I don't know if Kitchenaid would have any info on something that old, especially if it was made by Hobart. Then again, I don't know if Hobart would have info on items that old either, but you might try them if you have no luck with Kitchenaid. 

Here's a little history on the Hobart machines: http://ths.gardenweb.com/forums/load/cooking/msg1222141727467.html

The general consensus among people who've had older Kitchenaids and newer ones is that the Hobart-made ones were much better units and are still preferable if you can find one still in good working condition, so you might do really well selling the colander/sieve on eBay. 

Maybe if you could measure the shaft size and post that along with the sieve measurement and state that in your ad and for people to make sure it will fit their machine before purchasing, it might help avoid a return for nonfitting.

Again, hope this helps and that I'm not adding to the confusion, lol. Good luck!


----------



## calliemoonbeam (Aug 7, 2007)

Aha! Just found some new info that may be helpful. This shows a colander and sieve for a K4C and says it measures 8" compared to the 8.75" of the K5 info found earlier. 

http://www.ebay.com/itm/Vintage-Kit...217?pt=LH_DefaultDomain_0&hash=item5af4d91d89

This page shows numerous models. If you scroll down or search for 1962 and read that description and the one following it, they say the K4C and K45 both used a smaller sieve than the K5.

http://www.ebay.com/itm/Vintage-Kit...217?pt=LH_DefaultDomain_0&hash=item5af4d91d89

So it sounds to me like yours is definitely a K5...though I'm still not sure why she scratched that out and changed it to K45 on the box?? I think I'd scratch out what she wrote and just leave the rest as is and explain as I said above in your eBay ad and give the dimensions of yours.


----------



## KansasFarmgirl (Jan 1, 2008)

Thank you, Callie! 

I just called KitchenAid before coming over here to HT, and she told me the K5 and K45 *should* be interchangeable. LOL. 

But with the probable differences in the bowl sizes from 4.5 qt. to 5 qt., I would think your info is correct. 

******************

Hey, I just tried it on my newer mixer (Thanks, Kathy) and it fits perfectly! I turned it on and it works just fine. It fit the bowl perfectly and goes around the sides nicely. My mixer is at work, so I couldn't try it until now. So, I guess it won't be limited to people with old mixers, mine is a Professional 5 series that I bought about 6-8 years ago (and used once!). KitchenAid no longer offers this attachment. It says it will also "skin" the fruit, like to make applesauce... maybe blueberry syrup? Now I'm talking myself into keeping an attachment for a machine that I bought 6-8 years ago or longer and only used once! I'm trying to de-clutter. I'm hopeless!!! 
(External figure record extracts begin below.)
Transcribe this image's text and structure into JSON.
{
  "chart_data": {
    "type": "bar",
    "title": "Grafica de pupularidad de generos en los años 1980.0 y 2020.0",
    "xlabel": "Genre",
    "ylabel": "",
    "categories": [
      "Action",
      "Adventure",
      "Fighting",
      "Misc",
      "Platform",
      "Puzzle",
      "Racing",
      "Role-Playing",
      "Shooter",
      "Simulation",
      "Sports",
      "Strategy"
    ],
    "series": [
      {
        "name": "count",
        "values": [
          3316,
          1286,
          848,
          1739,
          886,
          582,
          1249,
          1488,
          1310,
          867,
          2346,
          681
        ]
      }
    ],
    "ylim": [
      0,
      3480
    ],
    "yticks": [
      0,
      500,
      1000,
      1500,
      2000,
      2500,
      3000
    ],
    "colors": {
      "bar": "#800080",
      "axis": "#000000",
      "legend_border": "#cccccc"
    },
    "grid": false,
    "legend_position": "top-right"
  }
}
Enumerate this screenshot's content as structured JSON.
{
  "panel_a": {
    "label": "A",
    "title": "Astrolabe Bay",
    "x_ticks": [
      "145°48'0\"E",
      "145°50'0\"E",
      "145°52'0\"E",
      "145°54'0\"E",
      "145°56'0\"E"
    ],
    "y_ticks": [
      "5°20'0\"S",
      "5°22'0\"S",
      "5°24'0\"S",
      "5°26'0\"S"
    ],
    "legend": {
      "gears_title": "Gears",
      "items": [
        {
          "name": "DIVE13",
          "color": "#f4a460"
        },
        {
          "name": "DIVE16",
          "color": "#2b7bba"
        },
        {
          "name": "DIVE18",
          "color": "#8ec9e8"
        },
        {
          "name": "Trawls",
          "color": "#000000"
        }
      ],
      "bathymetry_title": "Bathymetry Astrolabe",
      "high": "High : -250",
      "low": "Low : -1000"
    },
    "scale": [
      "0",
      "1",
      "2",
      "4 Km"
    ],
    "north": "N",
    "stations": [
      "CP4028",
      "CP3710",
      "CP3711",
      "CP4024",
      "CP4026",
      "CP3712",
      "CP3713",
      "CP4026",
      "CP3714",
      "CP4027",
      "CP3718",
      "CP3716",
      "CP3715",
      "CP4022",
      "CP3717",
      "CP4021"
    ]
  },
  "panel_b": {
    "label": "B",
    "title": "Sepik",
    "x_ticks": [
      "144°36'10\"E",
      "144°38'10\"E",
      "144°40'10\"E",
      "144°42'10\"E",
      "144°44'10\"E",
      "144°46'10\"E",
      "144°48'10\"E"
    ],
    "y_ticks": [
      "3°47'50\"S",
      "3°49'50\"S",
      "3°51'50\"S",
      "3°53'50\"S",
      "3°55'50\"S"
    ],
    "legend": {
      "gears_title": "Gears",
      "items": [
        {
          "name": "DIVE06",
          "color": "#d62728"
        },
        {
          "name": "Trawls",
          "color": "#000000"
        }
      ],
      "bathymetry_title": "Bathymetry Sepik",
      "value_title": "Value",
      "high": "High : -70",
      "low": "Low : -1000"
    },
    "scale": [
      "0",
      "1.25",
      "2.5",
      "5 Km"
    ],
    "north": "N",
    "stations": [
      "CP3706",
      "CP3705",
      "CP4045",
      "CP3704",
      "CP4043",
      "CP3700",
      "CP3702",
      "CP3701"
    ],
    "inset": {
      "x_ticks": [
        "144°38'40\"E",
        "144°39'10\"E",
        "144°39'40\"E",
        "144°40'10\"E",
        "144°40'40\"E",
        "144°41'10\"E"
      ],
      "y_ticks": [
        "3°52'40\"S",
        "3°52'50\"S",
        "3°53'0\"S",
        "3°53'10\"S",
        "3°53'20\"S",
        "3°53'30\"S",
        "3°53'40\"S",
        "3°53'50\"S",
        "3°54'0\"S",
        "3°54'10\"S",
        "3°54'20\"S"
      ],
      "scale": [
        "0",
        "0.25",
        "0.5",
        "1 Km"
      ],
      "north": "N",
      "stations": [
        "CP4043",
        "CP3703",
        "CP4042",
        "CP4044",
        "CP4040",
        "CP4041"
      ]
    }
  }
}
Thanks again, Callie, and everyone who helped me out.  I appreciate it!


----------



## calliemoonbeam (Aug 7, 2007)

Good deal! Glad you found out it's not so limited in scope.  During my research, I read where some women said they actually preferred that older style better than the new strainer attachments. 

I'd probably keep it myself (since it works on your mixer), but then I'm a vintage appliance junky, lol. I have an Oster Kitchen Center with every attachment known to man, as well as lots of spare parts should they die on me because I love it so much and have been using it since the 80s. I'd put it up against a Kitchenaid any day!

Good luck and glad if I was of any help.


----------